From that indicate on, Hopper maintained a frantic work stride, appearing in many forgettable movies and a few memorable ones, including the 1994 hit "Speed," in which he played the maniacal plotter of a throughway disaster. In the 2000s, he was featured in the television receiver series "Crash" and such films as "Elegy" and "Hell Ride."

"Piece of work is fun to me," he told a reporter in 1991. "All those years of being an player and a director and not being able to get a task - two weeks is as well long to not know what my next job will be."

For years he lived in Los Angeles' bohemian embankment community of Venice, in a house designed by acclaimed builder Frank Gehry.

In later years he picked up some income by becoming a pitchman for Ameriprise Financial, aiming ads at baby boomers looking ahead to retirement. His politics, similar much of his life, were unpredictable. The old rebel contributed money to the Republican Party in recent years, but also voted for Democrat Barack Obama in 2008.

Dennis Lee Hopper was born in 1936, in Dodge City, Kan., and spent much of his youth on the nearby farm of his grandparents. He saw his first movie at five and became enthralled.

Afterward moving to San Diego with his family unit, he played Shakespeare at the Erstwhile Globe Theater.

Scouted by the studios, Hopper was under contract to Columbia until he insulted the dominate, Harry Cohn. From there he went to Warner Bros., where he made "Rebel Without a Cause" and "Giant" while in his late teens.

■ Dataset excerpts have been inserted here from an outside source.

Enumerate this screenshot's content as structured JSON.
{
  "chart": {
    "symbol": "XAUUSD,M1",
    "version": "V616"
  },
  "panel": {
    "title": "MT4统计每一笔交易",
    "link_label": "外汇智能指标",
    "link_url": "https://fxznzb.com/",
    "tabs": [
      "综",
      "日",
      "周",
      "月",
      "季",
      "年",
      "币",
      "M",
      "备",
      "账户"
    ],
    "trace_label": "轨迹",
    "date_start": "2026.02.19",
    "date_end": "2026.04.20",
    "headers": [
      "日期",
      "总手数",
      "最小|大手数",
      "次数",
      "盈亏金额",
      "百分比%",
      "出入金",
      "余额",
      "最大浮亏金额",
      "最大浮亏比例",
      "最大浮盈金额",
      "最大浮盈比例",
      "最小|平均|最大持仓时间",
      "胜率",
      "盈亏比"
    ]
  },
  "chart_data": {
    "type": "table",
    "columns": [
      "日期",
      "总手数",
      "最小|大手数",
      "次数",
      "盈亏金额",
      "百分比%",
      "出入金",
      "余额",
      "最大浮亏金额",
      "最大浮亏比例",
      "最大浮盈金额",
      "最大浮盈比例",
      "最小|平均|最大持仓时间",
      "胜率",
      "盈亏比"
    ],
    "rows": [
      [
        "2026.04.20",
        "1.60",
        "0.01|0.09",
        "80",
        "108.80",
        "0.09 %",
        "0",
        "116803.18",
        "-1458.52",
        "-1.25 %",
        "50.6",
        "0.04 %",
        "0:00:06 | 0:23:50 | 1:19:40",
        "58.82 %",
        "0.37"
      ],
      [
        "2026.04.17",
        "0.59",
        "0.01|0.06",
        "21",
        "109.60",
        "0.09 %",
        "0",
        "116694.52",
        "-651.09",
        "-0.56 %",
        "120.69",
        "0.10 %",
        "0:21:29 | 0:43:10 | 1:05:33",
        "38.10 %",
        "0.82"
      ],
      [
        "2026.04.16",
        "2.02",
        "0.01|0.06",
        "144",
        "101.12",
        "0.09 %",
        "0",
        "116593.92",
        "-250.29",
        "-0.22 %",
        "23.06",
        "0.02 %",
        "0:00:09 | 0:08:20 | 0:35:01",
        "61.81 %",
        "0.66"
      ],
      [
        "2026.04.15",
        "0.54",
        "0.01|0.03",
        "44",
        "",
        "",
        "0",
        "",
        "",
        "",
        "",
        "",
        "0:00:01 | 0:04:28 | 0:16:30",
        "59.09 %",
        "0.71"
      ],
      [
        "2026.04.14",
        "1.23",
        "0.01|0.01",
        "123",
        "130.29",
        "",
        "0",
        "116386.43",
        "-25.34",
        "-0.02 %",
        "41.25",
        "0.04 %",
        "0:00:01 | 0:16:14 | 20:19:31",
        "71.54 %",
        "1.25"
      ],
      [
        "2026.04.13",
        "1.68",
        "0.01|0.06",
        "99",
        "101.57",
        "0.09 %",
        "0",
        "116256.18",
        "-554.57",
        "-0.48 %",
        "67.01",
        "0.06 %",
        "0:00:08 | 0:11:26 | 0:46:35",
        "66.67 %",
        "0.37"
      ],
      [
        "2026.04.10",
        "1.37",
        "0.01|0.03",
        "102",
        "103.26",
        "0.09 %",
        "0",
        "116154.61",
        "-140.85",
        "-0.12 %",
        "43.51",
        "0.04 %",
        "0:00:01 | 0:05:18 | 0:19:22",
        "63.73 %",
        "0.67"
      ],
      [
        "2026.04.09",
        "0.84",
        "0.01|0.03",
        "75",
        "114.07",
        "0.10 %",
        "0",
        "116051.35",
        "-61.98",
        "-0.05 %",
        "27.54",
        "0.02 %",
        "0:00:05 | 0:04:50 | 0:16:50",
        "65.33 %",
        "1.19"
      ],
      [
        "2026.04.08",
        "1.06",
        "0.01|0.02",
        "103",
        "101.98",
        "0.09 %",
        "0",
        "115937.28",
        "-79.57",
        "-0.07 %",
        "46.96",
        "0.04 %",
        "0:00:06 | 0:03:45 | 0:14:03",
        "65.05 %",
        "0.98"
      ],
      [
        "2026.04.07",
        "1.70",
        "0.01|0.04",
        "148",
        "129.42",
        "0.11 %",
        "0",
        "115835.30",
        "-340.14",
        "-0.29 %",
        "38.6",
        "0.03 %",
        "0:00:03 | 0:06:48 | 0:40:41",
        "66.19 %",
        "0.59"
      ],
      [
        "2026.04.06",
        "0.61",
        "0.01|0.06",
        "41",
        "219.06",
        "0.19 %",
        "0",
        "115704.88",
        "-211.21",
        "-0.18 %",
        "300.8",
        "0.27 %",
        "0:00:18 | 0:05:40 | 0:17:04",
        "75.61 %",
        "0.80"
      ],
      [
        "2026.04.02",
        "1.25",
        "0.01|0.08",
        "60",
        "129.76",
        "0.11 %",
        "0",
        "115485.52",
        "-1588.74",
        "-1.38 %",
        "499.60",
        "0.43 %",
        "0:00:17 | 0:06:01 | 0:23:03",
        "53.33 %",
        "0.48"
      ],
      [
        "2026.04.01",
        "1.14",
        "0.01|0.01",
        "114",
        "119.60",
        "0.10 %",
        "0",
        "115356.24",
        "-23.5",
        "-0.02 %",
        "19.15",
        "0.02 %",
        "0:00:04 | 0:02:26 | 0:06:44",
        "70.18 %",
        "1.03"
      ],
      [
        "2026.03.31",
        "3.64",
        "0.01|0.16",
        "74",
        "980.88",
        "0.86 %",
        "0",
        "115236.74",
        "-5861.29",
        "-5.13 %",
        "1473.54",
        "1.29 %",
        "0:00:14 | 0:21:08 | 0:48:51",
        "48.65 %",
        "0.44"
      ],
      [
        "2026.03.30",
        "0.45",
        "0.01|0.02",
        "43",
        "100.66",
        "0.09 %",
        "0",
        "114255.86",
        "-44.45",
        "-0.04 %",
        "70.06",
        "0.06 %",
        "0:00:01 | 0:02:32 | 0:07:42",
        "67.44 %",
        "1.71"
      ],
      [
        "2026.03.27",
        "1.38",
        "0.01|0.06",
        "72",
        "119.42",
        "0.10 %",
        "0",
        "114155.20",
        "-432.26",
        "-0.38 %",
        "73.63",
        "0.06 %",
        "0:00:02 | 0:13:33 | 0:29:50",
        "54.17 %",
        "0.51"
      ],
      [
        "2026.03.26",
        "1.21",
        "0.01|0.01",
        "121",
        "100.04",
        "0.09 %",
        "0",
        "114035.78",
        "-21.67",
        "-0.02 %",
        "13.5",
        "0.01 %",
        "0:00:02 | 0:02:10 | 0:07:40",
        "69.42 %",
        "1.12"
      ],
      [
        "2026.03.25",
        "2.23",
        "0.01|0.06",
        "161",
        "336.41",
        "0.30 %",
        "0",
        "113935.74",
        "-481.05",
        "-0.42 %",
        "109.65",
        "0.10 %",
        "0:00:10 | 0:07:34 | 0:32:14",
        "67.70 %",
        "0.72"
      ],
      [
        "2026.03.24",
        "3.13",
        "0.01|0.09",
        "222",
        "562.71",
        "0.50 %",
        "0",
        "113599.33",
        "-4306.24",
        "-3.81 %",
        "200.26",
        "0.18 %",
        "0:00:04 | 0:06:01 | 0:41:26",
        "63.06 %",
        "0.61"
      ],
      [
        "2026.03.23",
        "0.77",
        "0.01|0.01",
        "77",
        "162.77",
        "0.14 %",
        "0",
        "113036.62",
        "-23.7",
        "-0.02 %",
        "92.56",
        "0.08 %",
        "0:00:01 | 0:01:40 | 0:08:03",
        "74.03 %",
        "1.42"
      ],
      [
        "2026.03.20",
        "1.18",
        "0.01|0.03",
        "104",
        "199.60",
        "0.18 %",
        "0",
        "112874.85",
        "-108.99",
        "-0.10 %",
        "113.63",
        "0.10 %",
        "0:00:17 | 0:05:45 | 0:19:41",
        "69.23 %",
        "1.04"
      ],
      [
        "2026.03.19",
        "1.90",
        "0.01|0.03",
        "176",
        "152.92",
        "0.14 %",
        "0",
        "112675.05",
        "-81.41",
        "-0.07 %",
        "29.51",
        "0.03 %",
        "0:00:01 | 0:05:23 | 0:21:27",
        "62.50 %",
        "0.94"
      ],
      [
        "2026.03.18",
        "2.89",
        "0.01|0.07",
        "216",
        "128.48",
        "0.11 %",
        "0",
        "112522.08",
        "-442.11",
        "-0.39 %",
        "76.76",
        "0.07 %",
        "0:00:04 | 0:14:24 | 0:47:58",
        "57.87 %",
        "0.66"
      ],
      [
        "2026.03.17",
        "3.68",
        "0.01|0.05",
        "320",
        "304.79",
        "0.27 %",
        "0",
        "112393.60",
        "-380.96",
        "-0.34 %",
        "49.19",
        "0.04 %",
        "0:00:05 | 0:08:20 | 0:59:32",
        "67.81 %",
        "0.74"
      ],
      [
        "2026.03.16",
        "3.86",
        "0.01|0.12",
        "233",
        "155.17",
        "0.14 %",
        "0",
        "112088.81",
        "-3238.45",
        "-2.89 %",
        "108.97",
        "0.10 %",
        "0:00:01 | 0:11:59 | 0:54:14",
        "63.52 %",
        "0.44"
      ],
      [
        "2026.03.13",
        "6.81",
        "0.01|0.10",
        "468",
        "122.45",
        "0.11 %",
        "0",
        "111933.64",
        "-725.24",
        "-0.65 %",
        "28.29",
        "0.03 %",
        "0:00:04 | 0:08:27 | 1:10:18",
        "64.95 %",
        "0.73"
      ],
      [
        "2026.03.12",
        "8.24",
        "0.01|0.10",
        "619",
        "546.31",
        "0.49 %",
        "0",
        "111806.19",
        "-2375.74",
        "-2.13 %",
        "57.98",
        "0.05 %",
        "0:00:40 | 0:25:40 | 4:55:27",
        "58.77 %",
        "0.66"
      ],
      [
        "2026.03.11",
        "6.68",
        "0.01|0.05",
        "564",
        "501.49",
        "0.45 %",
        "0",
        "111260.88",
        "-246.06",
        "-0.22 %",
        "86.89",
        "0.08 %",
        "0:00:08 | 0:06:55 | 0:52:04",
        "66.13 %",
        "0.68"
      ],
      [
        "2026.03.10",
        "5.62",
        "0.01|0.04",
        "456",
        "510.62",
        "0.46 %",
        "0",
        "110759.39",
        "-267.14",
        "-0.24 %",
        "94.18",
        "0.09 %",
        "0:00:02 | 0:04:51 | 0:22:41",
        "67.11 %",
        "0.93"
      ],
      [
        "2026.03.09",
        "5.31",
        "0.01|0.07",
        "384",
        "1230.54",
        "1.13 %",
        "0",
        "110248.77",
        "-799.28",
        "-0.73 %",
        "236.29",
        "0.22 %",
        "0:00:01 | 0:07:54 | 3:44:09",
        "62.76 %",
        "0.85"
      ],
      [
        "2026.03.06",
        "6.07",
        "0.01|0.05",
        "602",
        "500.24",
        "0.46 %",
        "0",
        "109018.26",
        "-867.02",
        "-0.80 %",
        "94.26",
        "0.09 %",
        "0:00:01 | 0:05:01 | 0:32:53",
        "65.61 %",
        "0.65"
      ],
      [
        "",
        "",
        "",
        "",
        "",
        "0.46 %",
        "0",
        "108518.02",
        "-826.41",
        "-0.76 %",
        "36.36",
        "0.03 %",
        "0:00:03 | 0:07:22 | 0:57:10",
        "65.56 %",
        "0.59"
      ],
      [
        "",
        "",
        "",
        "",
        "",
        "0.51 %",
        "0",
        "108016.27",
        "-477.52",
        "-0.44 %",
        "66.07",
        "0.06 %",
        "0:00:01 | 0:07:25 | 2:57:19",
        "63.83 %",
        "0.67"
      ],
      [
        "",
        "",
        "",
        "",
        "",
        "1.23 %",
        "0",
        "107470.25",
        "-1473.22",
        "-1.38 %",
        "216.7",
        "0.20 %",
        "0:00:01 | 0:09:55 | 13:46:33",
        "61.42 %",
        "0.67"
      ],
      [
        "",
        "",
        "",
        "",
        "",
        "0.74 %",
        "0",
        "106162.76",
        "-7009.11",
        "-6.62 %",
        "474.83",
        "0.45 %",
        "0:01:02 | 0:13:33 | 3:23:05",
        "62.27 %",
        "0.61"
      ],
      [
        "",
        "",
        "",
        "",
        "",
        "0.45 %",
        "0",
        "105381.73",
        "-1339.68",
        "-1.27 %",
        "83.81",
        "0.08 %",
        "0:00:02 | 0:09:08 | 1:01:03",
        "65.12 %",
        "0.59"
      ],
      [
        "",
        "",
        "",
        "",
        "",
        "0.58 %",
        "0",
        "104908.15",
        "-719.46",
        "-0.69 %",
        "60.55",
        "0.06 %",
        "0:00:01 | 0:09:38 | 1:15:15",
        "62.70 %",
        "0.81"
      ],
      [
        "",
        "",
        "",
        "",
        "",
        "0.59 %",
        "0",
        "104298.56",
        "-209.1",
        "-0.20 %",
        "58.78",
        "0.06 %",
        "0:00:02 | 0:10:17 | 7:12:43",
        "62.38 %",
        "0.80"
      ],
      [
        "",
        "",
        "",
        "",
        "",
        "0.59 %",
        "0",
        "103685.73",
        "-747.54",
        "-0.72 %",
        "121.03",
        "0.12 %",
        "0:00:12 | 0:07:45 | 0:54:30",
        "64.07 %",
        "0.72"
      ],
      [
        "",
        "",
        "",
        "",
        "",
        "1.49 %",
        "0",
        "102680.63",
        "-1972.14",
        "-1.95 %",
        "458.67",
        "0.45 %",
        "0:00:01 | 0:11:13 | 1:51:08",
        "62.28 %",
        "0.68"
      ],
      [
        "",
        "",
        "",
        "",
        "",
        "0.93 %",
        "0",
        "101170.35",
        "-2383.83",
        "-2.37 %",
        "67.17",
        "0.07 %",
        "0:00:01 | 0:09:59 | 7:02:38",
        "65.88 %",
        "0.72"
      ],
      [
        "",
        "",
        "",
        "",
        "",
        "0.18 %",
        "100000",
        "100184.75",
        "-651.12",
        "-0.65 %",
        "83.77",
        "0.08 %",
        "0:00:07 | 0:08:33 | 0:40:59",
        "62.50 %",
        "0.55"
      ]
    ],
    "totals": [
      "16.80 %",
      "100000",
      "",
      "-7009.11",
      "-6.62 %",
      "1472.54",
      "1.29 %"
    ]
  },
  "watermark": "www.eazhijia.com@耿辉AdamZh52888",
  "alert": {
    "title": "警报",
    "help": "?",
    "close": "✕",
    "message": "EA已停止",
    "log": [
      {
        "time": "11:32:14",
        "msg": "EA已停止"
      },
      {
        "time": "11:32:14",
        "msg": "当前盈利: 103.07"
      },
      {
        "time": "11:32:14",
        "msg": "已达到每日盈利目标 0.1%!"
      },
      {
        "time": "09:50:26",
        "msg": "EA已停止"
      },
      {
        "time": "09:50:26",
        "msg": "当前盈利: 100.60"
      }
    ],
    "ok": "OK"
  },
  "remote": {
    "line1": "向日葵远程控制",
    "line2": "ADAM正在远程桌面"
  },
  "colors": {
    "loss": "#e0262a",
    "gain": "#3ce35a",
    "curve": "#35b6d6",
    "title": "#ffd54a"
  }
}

After, he moved to New York to study at the Actors Studio, where Dean had learned his arts and crafts.

Hopper's first wife was Brooke Hayward, the daughter of actress Margaret Sullavan and agent Leland Hayward, and author of the acknowledged memoir "Haywire." They had a daughter, Marin, before Hopper's drug-induced violence led to divorce after viii years.

His 2d union, to vocaliser-actress Michelle Phillips of the Mamas and the Papas, lasted only 8 days.

A wedlock with actress Daria Halprin also ended in divorce after they had a daughter, Ruthana. Hopper and his quaternary wife, dancer Katherine LaNasa, had a son, Henry, before divorcing.

He married his fifth married woman, Victoria Duffy, who was 32 years his junior, in 1996, and they had a daughter, Galen Grier.